APIs are provided in languages developed or used at institutions like University of California, Berkeley and companies including Databricks and Cloudera (company), notably in Scala (programming language), Java (programming language), and Python (programming language). The model supports transformations and actions that map to batch and interactive workloads familiar to practitioners from Facebook, Twitter, Netflix, and LinkedIn. Integration points and bindings have been discussed in engineering teams at Microsoft, Oracle Corporation, and research groups at University of Illinois Urbana–Champaign and Columbia University when adapting APIs for streaming, SQL, and machine learning libraries such as those developed by Google Research and OpenAI collaborators.

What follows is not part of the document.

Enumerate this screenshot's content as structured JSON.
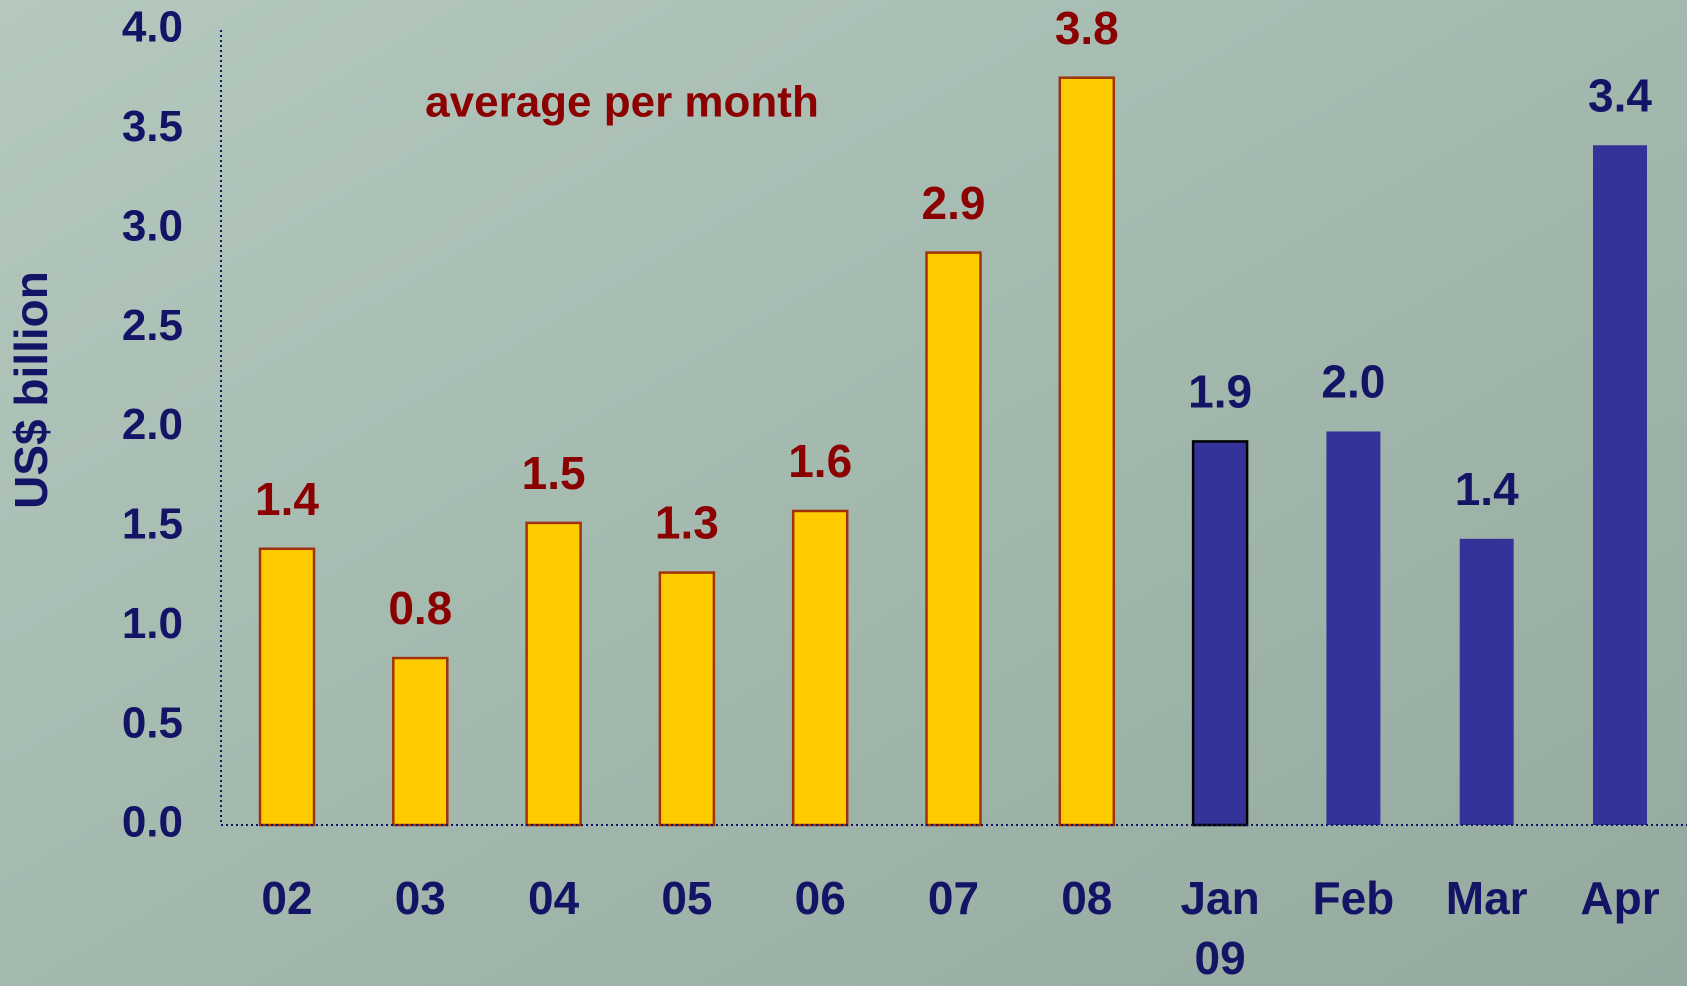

Fault tolerance relies on lineage graphs and deterministic recomputation rather than fine-grained replication, influenced by earlier research at Bell Labs, IBM Research, and academic work presented at PODC and SOSP. Lineage metadata permits recomputing lost partitions using task schedules coordinated by cluster managers like Apache YARN and Mesos, and storage systems such as Hadoop Distributed File System and Amazon S3. The techniques relate to checkpointing and recovery strategies explored by researchers at University of Illinois Urbana–Champaign and institutions such as Lawrence Berkeley National Laboratory.
Optimizations include in-memory caching, data locality scheduling aligned with cluster managers from Apache Mesos and Apache Hadoop, and operator fusion that parallels research from Stanford University and MIT. Performance engineering has been conducted by teams at Databricks, Uber, Airbnb, and LinkedIn to support large-scale workloads, and by cloud providers Amazon Web Services, Microsoft Azure, and Google Cloud Platform to tune networking and storage paths. Compiler-like physical planning and query optimization ideas were informed by work at University of Wisconsin–Madison and Carnegie Mellon University and by query execution engines from Oracle Corporation and IBM.

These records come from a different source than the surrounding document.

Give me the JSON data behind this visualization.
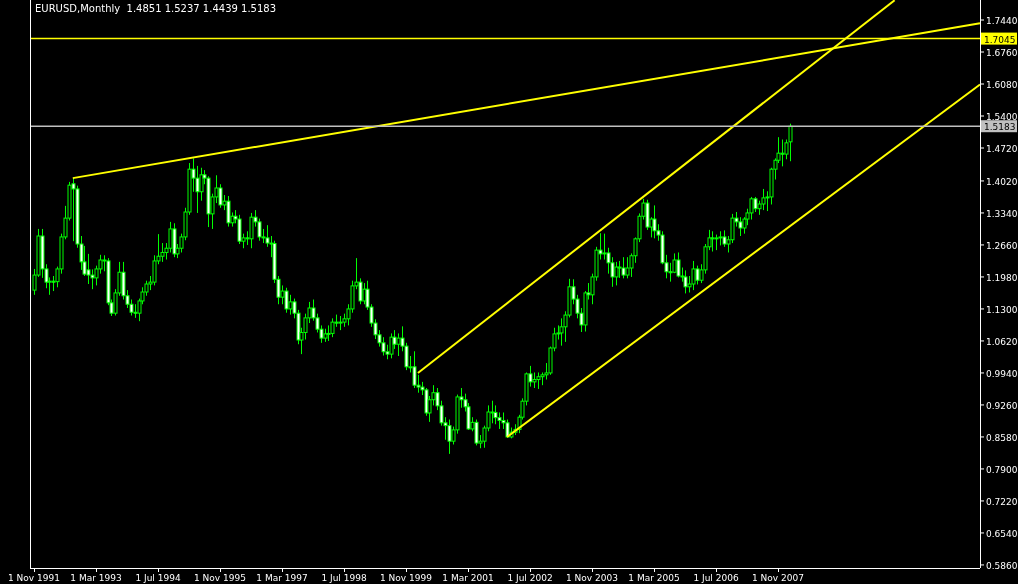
{
  "chart_data": {
    "type": "candlestick",
    "title": "EURUSD,Monthly  1.4851 1.5237 1.4439 1.5183",
    "x": [
      "1991-11",
      "1991-12",
      "1992-01",
      "1992-02",
      "1992-03",
      "1992-04",
      "1992-05",
      "1992-06",
      "1992-07",
      "1992-08",
      "1992-09",
      "1992-10",
      "1992-11",
      "1992-12",
      "1993-01",
      "1993-02",
      "1993-03",
      "1993-04",
      "1993-05",
      "1993-06",
      "1993-07",
      "1993-08",
      "1993-09",
      "1993-10",
      "1993-11",
      "1993-12",
      "1994-01",
      "1994-02",
      "1994-03",
      "1994-04",
      "1994-05",
      "1994-06",
      "1994-07",
      "1994-08",
      "1994-09",
      "1994-10",
      "1994-11",
      "1994-12",
      "1995-01",
      "1995-02",
      "1995-03",
      "1995-04",
      "1995-05",
      "1995-06",
      "1995-07",
      "1995-08",
      "1995-09",
      "1995-10",
      "1995-11",
      "1995-12",
      "1996-01",
      "1996-02",
      "1996-03",
      "1996-04",
      "1996-05",
      "1996-06",
      "1996-07",
      "1996-08",
      "1996-09",
      "1996-10",
      "1996-11",
      "1996-12",
      "1997-01",
      "1997-02",
      "1997-03",
      "1997-04",
      "1997-05",
      "1997-06",
      "1997-07",
      "1997-08",
      "1997-09",
      "1997-10",
      "1997-11",
      "1997-12",
      "1998-01",
      "1998-02",
      "1998-03",
      "1998-04",
      "1998-05",
      "1998-06",
      "1998-07",
      "1998-08",
      "1998-09",
      "1998-10",
      "1998-11",
      "1998-12",
      "1999-01",
      "1999-02",
      "1999-03",
      "1999-04",
      "1999-05",
      "1999-06",
      "1999-07",
      "1999-08",
      "1999-09",
      "1999-10",
      "1999-11",
      "1999-12",
      "2000-01",
      "2000-02",
      "2000-03",
      "2000-04",
      "2000-05",
      "2000-06",
      "2000-07",
      "2000-08",
      "2000-09",
      "2000-10",
      "2000-11",
      "2000-12",
      "2001-01",
      "2001-02",
      "2001-03",
      "2001-04",
      "2001-05",
      "2001-06",
      "2001-07",
      "2001-08",
      "2001-09",
      "2001-10",
      "2001-11",
      "2001-12",
      "2002-01",
      "2002-02",
      "2002-03",
      "2002-04",
      "2002-05",
      "2002-06",
      "2002-07",
      "2002-08",
      "2002-09",
      "2002-10",
      "2002-11",
      "2002-12",
      "2003-01",
      "2003-02",
      "2003-03",
      "2003-04",
      "2003-05",
      "2003-06",
      "2003-07",
      "2003-08",
      "2003-09",
      "2003-10",
      "2003-11",
      "2003-12",
      "2004-01",
      "2004-02",
      "2004-03",
      "2004-04",
      "2004-05",
      "2004-06",
      "2004-07",
      "2004-08",
      "2004-09",
      "2004-10",
      "2004-11",
      "2004-12",
      "2005-01",
      "2005-02",
      "2005-03",
      "2005-04",
      "2005-05",
      "2005-06",
      "2005-07",
      "2005-08",
      "2005-09",
      "2005-10",
      "2005-11",
      "2005-12",
      "2006-01",
      "2006-02",
      "2006-03",
      "2006-04",
      "2006-05",
      "2006-06",
      "2006-07",
      "2006-08",
      "2006-09",
      "2006-10",
      "2006-11",
      "2006-12",
      "2007-01",
      "2007-02",
      "2007-03",
      "2007-04",
      "2007-05",
      "2007-06",
      "2007-07",
      "2007-08",
      "2007-09",
      "2007-10",
      "2007-11",
      "2007-12",
      "2008-01",
      "2008-02"
    ],
    "color": "#00ff00",
    "ohlc": [
      [
        1.17,
        1.215,
        1.16,
        1.202
      ],
      [
        1.202,
        1.3,
        1.198,
        1.285
      ],
      [
        1.285,
        1.3,
        1.196,
        1.215
      ],
      [
        1.215,
        1.225,
        1.174,
        1.187
      ],
      [
        1.187,
        1.197,
        1.16,
        1.189
      ],
      [
        1.189,
        1.2,
        1.168,
        1.188
      ],
      [
        1.188,
        1.22,
        1.176,
        1.215
      ],
      [
        1.215,
        1.29,
        1.205,
        1.283
      ],
      [
        1.283,
        1.349,
        1.278,
        1.323
      ],
      [
        1.323,
        1.4,
        1.318,
        1.393
      ],
      [
        1.396,
        1.408,
        1.274,
        1.385
      ],
      [
        1.385,
        1.392,
        1.26,
        1.268
      ],
      [
        1.268,
        1.285,
        1.213,
        1.23
      ],
      [
        1.23,
        1.264,
        1.2,
        1.204
      ],
      [
        1.213,
        1.247,
        1.183,
        1.202
      ],
      [
        1.202,
        1.214,
        1.172,
        1.196
      ],
      [
        1.196,
        1.222,
        1.18,
        1.215
      ],
      [
        1.215,
        1.245,
        1.205,
        1.234
      ],
      [
        1.234,
        1.244,
        1.21,
        1.232
      ],
      [
        1.232,
        1.238,
        1.138,
        1.143
      ],
      [
        1.143,
        1.15,
        1.115,
        1.121
      ],
      [
        1.121,
        1.172,
        1.116,
        1.164
      ],
      [
        1.164,
        1.23,
        1.158,
        1.208
      ],
      [
        1.208,
        1.23,
        1.15,
        1.158
      ],
      [
        1.158,
        1.17,
        1.132,
        1.14
      ],
      [
        1.14,
        1.15,
        1.116,
        1.123
      ],
      [
        1.123,
        1.14,
        1.111,
        1.121
      ],
      [
        1.121,
        1.152,
        1.104,
        1.147
      ],
      [
        1.147,
        1.176,
        1.14,
        1.166
      ],
      [
        1.166,
        1.19,
        1.158,
        1.183
      ],
      [
        1.183,
        1.2,
        1.17,
        1.187
      ],
      [
        1.187,
        1.244,
        1.18,
        1.232
      ],
      [
        1.232,
        1.289,
        1.225,
        1.242
      ],
      [
        1.242,
        1.27,
        1.23,
        1.25
      ],
      [
        1.25,
        1.27,
        1.235,
        1.259
      ],
      [
        1.259,
        1.315,
        1.25,
        1.3
      ],
      [
        1.3,
        1.312,
        1.24,
        1.247
      ],
      [
        1.247,
        1.268,
        1.238,
        1.259
      ],
      [
        1.259,
        1.29,
        1.25,
        1.283
      ],
      [
        1.283,
        1.345,
        1.276,
        1.336
      ],
      [
        1.336,
        1.44,
        1.33,
        1.427
      ],
      [
        1.427,
        1.45,
        1.379,
        1.408
      ],
      [
        1.408,
        1.434,
        1.334,
        1.379
      ],
      [
        1.379,
        1.43,
        1.36,
        1.415
      ],
      [
        1.415,
        1.425,
        1.395,
        1.408
      ],
      [
        1.408,
        1.412,
        1.304,
        1.332
      ],
      [
        1.332,
        1.375,
        1.3,
        1.368
      ],
      [
        1.368,
        1.414,
        1.355,
        1.387
      ],
      [
        1.387,
        1.395,
        1.345,
        1.351
      ],
      [
        1.351,
        1.372,
        1.34,
        1.359
      ],
      [
        1.359,
        1.37,
        1.305,
        1.313
      ],
      [
        1.313,
        1.335,
        1.305,
        1.327
      ],
      [
        1.327,
        1.34,
        1.312,
        1.321
      ],
      [
        1.321,
        1.33,
        1.268,
        1.274
      ],
      [
        1.274,
        1.29,
        1.259,
        1.281
      ],
      [
        1.281,
        1.295,
        1.266,
        1.279
      ],
      [
        1.279,
        1.334,
        1.259,
        1.325
      ],
      [
        1.325,
        1.34,
        1.305,
        1.315
      ],
      [
        1.315,
        1.322,
        1.275,
        1.283
      ],
      [
        1.283,
        1.3,
        1.27,
        1.281
      ],
      [
        1.281,
        1.308,
        1.262,
        1.27
      ],
      [
        1.27,
        1.285,
        1.24,
        1.269
      ],
      [
        1.269,
        1.275,
        1.185,
        1.193
      ],
      [
        1.193,
        1.2,
        1.14,
        1.155
      ],
      [
        1.155,
        1.18,
        1.14,
        1.168
      ],
      [
        1.168,
        1.175,
        1.122,
        1.13
      ],
      [
        1.13,
        1.16,
        1.118,
        1.145
      ],
      [
        1.145,
        1.152,
        1.11,
        1.121
      ],
      [
        1.121,
        1.128,
        1.055,
        1.064
      ],
      [
        1.064,
        1.09,
        1.034,
        1.08
      ],
      [
        1.08,
        1.12,
        1.065,
        1.111
      ],
      [
        1.111,
        1.145,
        1.1,
        1.132
      ],
      [
        1.132,
        1.15,
        1.105,
        1.111
      ],
      [
        1.111,
        1.12,
        1.08,
        1.087
      ],
      [
        1.087,
        1.095,
        1.058,
        1.068
      ],
      [
        1.068,
        1.088,
        1.06,
        1.077
      ],
      [
        1.077,
        1.095,
        1.062,
        1.078
      ],
      [
        1.078,
        1.11,
        1.07,
        1.102
      ],
      [
        1.102,
        1.118,
        1.092,
        1.1
      ],
      [
        1.1,
        1.115,
        1.085,
        1.102
      ],
      [
        1.102,
        1.12,
        1.092,
        1.109
      ],
      [
        1.109,
        1.14,
        1.095,
        1.13
      ],
      [
        1.13,
        1.19,
        1.122,
        1.179
      ],
      [
        1.179,
        1.238,
        1.172,
        1.187
      ],
      [
        1.187,
        1.195,
        1.14,
        1.147
      ],
      [
        1.147,
        1.185,
        1.14,
        1.172
      ],
      [
        1.172,
        1.19,
        1.128,
        1.134
      ],
      [
        1.134,
        1.14,
        1.092,
        1.1
      ],
      [
        1.1,
        1.108,
        1.066,
        1.075
      ],
      [
        1.075,
        1.085,
        1.05,
        1.058
      ],
      [
        1.058,
        1.07,
        1.031,
        1.039
      ],
      [
        1.039,
        1.054,
        1.023,
        1.034
      ],
      [
        1.034,
        1.078,
        1.025,
        1.07
      ],
      [
        1.07,
        1.085,
        1.045,
        1.055
      ],
      [
        1.055,
        1.078,
        1.03,
        1.068
      ],
      [
        1.068,
        1.093,
        1.04,
        1.051
      ],
      [
        1.051,
        1.058,
        1.0,
        1.007
      ],
      [
        1.007,
        1.03,
        0.995,
        1.007
      ],
      [
        1.007,
        1.04,
        0.962,
        0.968
      ],
      [
        0.968,
        0.99,
        0.952,
        0.964
      ],
      [
        0.964,
        0.975,
        0.947,
        0.958
      ],
      [
        0.958,
        0.962,
        0.903,
        0.909
      ],
      [
        0.909,
        0.945,
        0.89,
        0.937
      ],
      [
        0.937,
        0.968,
        0.925,
        0.952
      ],
      [
        0.952,
        0.962,
        0.915,
        0.924
      ],
      [
        0.924,
        0.935,
        0.882,
        0.888
      ],
      [
        0.888,
        0.9,
        0.852,
        0.882
      ],
      [
        0.882,
        0.895,
        0.822,
        0.849
      ],
      [
        0.849,
        0.88,
        0.842,
        0.873
      ],
      [
        0.873,
        0.948,
        0.865,
        0.943
      ],
      [
        0.943,
        0.962,
        0.92,
        0.937
      ],
      [
        0.937,
        0.95,
        0.912,
        0.922
      ],
      [
        0.922,
        0.93,
        0.873,
        0.875
      ],
      [
        0.875,
        0.9,
        0.87,
        0.889
      ],
      [
        0.889,
        0.895,
        0.84,
        0.845
      ],
      [
        0.845,
        0.862,
        0.834,
        0.849
      ],
      [
        0.849,
        0.882,
        0.835,
        0.877
      ],
      [
        0.877,
        0.925,
        0.87,
        0.911
      ],
      [
        0.911,
        0.935,
        0.887,
        0.91
      ],
      [
        0.91,
        0.925,
        0.885,
        0.899
      ],
      [
        0.899,
        0.91,
        0.875,
        0.893
      ],
      [
        0.893,
        0.91,
        0.875,
        0.888
      ],
      [
        0.888,
        0.895,
        0.856,
        0.858
      ],
      [
        0.858,
        0.878,
        0.855,
        0.868
      ],
      [
        0.868,
        0.885,
        0.862,
        0.874
      ],
      [
        0.874,
        0.905,
        0.866,
        0.9
      ],
      [
        0.9,
        0.94,
        0.895,
        0.934
      ],
      [
        0.934,
        0.995,
        0.925,
        0.992
      ],
      [
        0.992,
        1.009,
        0.965,
        0.975
      ],
      [
        0.975,
        0.995,
        0.962,
        0.98
      ],
      [
        0.98,
        0.995,
        0.96,
        0.986
      ],
      [
        0.986,
        0.995,
        0.968,
        0.99
      ],
      [
        0.99,
        1.015,
        0.98,
        0.994
      ],
      [
        0.994,
        1.05,
        0.99,
        1.047
      ],
      [
        1.047,
        1.09,
        1.04,
        1.077
      ],
      [
        1.077,
        1.095,
        1.065,
        1.079
      ],
      [
        1.079,
        1.11,
        1.052,
        1.092
      ],
      [
        1.092,
        1.125,
        1.06,
        1.117
      ],
      [
        1.117,
        1.194,
        1.112,
        1.177
      ],
      [
        1.177,
        1.193,
        1.14,
        1.151
      ],
      [
        1.151,
        1.16,
        1.11,
        1.121
      ],
      [
        1.121,
        1.132,
        1.081,
        1.096
      ],
      [
        1.096,
        1.168,
        1.082,
        1.164
      ],
      [
        1.164,
        1.185,
        1.15,
        1.16
      ],
      [
        1.16,
        1.205,
        1.14,
        1.198
      ],
      [
        1.198,
        1.262,
        1.19,
        1.255
      ],
      [
        1.255,
        1.291,
        1.235,
        1.247
      ],
      [
        1.247,
        1.29,
        1.235,
        1.249
      ],
      [
        1.249,
        1.26,
        1.205,
        1.228
      ],
      [
        1.228,
        1.24,
        1.177,
        1.198
      ],
      [
        1.198,
        1.23,
        1.18,
        1.219
      ],
      [
        1.219,
        1.232,
        1.196,
        1.217
      ],
      [
        1.217,
        1.24,
        1.195,
        1.202
      ],
      [
        1.202,
        1.24,
        1.195,
        1.217
      ],
      [
        1.217,
        1.248,
        1.198,
        1.243
      ],
      [
        1.243,
        1.282,
        1.228,
        1.279
      ],
      [
        1.279,
        1.333,
        1.272,
        1.327
      ],
      [
        1.327,
        1.364,
        1.32,
        1.355
      ],
      [
        1.355,
        1.362,
        1.298,
        1.304
      ],
      [
        1.304,
        1.325,
        1.282,
        1.321
      ],
      [
        1.321,
        1.35,
        1.28,
        1.296
      ],
      [
        1.296,
        1.31,
        1.275,
        1.287
      ],
      [
        1.287,
        1.295,
        1.225,
        1.228
      ],
      [
        1.228,
        1.245,
        1.195,
        1.209
      ],
      [
        1.209,
        1.228,
        1.188,
        1.208
      ],
      [
        1.208,
        1.248,
        1.206,
        1.234
      ],
      [
        1.234,
        1.25,
        1.197,
        1.2
      ],
      [
        1.2,
        1.218,
        1.188,
        1.198
      ],
      [
        1.198,
        1.212,
        1.163,
        1.177
      ],
      [
        1.177,
        1.2,
        1.165,
        1.183
      ],
      [
        1.183,
        1.232,
        1.17,
        1.215
      ],
      [
        1.215,
        1.222,
        1.182,
        1.191
      ],
      [
        1.191,
        1.225,
        1.185,
        1.213
      ],
      [
        1.213,
        1.268,
        1.205,
        1.262
      ],
      [
        1.262,
        1.298,
        1.255,
        1.281
      ],
      [
        1.281,
        1.295,
        1.252,
        1.279
      ],
      [
        1.279,
        1.288,
        1.255,
        1.281
      ],
      [
        1.281,
        1.295,
        1.265,
        1.283
      ],
      [
        1.283,
        1.297,
        1.262,
        1.268
      ],
      [
        1.268,
        1.285,
        1.25,
        1.277
      ],
      [
        1.277,
        1.332,
        1.27,
        1.323
      ],
      [
        1.323,
        1.336,
        1.305,
        1.315
      ],
      [
        1.315,
        1.325,
        1.285,
        1.302
      ],
      [
        1.302,
        1.325,
        1.29,
        1.321
      ],
      [
        1.321,
        1.343,
        1.308,
        1.334
      ],
      [
        1.334,
        1.368,
        1.32,
        1.364
      ],
      [
        1.364,
        1.368,
        1.336,
        1.343
      ],
      [
        1.343,
        1.36,
        1.33,
        1.353
      ],
      [
        1.353,
        1.385,
        1.34,
        1.366
      ],
      [
        1.366,
        1.38,
        1.338,
        1.368
      ],
      [
        1.368,
        1.43,
        1.352,
        1.427
      ],
      [
        1.427,
        1.45,
        1.405,
        1.446
      ],
      [
        1.446,
        1.495,
        1.44,
        1.461
      ],
      [
        1.461,
        1.49,
        1.433,
        1.459
      ],
      [
        1.459,
        1.49,
        1.448,
        1.483
      ],
      [
        1.4851,
        1.5237,
        1.4439,
        1.5183
      ]
    ],
    "series": [
      {
        "type": "line",
        "color": "#ffff00",
        "x": [
          "1992-09",
          "2012-03"
        ],
        "values": [
          1.408,
          1.737
        ]
      },
      {
        "type": "line",
        "color": "#ffff00",
        "x": [
          "2000-02",
          "2010-05"
        ],
        "values": [
          0.994,
          1.786
        ]
      },
      {
        "type": "line",
        "color": "#ffff00",
        "x": [
          "2002-01",
          "2012-03"
        ],
        "values": [
          0.858,
          1.607
        ]
      }
    ],
    "xlim": [
      "1991-10",
      "2012-03"
    ],
    "xticks": [
      {
        "value": "1991-11",
        "label": "1 Nov 1991"
      },
      {
        "value": "1993-03",
        "label": "1 Mar 1993"
      },
      {
        "value": "1994-07",
        "label": "1 Jul 1994"
      },
      {
        "value": "1995-11",
        "label": "1 Nov 1995"
      },
      {
        "value": "1997-03",
        "label": "1 Mar 1997"
      },
      {
        "value": "1998-07",
        "label": "1 Jul 1998"
      },
      {
        "value": "1999-11",
        "label": "1 Nov 1999"
      },
      {
        "value": "2001-03",
        "label": "1 Mar 2001"
      },
      {
        "value": "2002-07",
        "label": "1 Jul 2002"
      },
      {
        "value": "2003-11",
        "label": "1 Nov 2003"
      },
      {
        "value": "2005-03",
        "label": "1 Mar 2005"
      },
      {
        "value": "2006-07",
        "label": "1 Jul 2006"
      },
      {
        "value": "2007-11",
        "label": "1 Nov 2007"
      }
    ],
    "ylim": [
      0.5795,
      1.7865
    ],
    "yticks": [
      {
        "value": 1.744,
        "label": "1.7440"
      },
      {
        "value": 1.676,
        "label": "1.6760"
      },
      {
        "value": 1.608,
        "label": "1.6080"
      },
      {
        "value": 1.54,
        "label": "1.5400"
      },
      {
        "value": 1.472,
        "label": "1.4720"
      },
      {
        "value": 1.402,
        "label": "1.4020"
      },
      {
        "value": 1.334,
        "label": "1.3340"
      },
      {
        "value": 1.266,
        "label": "1.2660"
      },
      {
        "value": 1.198,
        "label": "1.1980"
      },
      {
        "value": 1.13,
        "label": "1.1300"
      },
      {
        "value": 1.062,
        "label": "1.0620"
      },
      {
        "value": 0.994,
        "label": "0.9940"
      },
      {
        "value": 0.926,
        "label": "0.9260"
      },
      {
        "value": 0.858,
        "label": "0.8580"
      },
      {
        "value": 0.79,
        "label": "0.7900"
      },
      {
        "value": 0.722,
        "label": "0.7220"
      },
      {
        "value": 0.654,
        "label": "0.6540"
      },
      {
        "value": 0.586,
        "label": "0.5860"
      }
    ],
    "ref_lines": [
      {
        "axis": "y",
        "value": 1.7045,
        "label": "1.7045",
        "color": "#ffff00"
      },
      {
        "axis": "y",
        "value": 1.5183,
        "label": "1.5183",
        "color": "#c0c0c0"
      }
    ]
  }
}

Applications span batch analytics, iterative machine learning, graph processing, and ETL used by companies such as Facebook, Twitter, Netflix, Airbnb, Uber, and LinkedIn. Scientific computing groups at Lawrence Berkeley National Laboratory, CERN, and NASA explored RDD-style abstractions for processing large datasets, while finance and telecom firms like Goldman Sachs and AT&T leveraged distributed in-memory primitives. Educational and research deployments occurred at University of California, Berkeley, Stanford University, and Massachusetts Institute of Technology where RDD patterns informed courses and publications.

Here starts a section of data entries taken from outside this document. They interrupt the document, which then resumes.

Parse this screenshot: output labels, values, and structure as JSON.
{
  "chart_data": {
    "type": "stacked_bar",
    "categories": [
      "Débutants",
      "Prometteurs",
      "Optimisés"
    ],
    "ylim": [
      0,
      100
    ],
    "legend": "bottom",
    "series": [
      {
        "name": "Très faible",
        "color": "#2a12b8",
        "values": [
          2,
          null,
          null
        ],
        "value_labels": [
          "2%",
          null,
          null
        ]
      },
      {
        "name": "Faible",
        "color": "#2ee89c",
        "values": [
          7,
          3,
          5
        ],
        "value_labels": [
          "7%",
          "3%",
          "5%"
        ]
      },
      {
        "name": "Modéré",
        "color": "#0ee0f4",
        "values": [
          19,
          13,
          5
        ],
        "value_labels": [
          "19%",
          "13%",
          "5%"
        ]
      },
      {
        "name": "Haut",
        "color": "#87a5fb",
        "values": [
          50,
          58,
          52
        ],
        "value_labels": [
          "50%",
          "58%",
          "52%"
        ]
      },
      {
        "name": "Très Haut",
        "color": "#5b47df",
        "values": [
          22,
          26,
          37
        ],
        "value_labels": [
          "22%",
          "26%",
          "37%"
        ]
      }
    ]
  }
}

Implementations and integrations include engines and projects within the Apache Software Foundation ecosystem such as Apache Spark, connectors for Hadoop Distributed File System, cloud integrations for Amazon S3 and Google Cloud Storage, and enterprise support through vendors like Cloudera (company) and MapR. The abstraction influenced related systems and libraries from Google (company), Microsoft Research, IBM Research, and startups like Databricks and integrations with SQL-on-Hadoop projects and streaming systems including Apache Flink and Apache Kafka.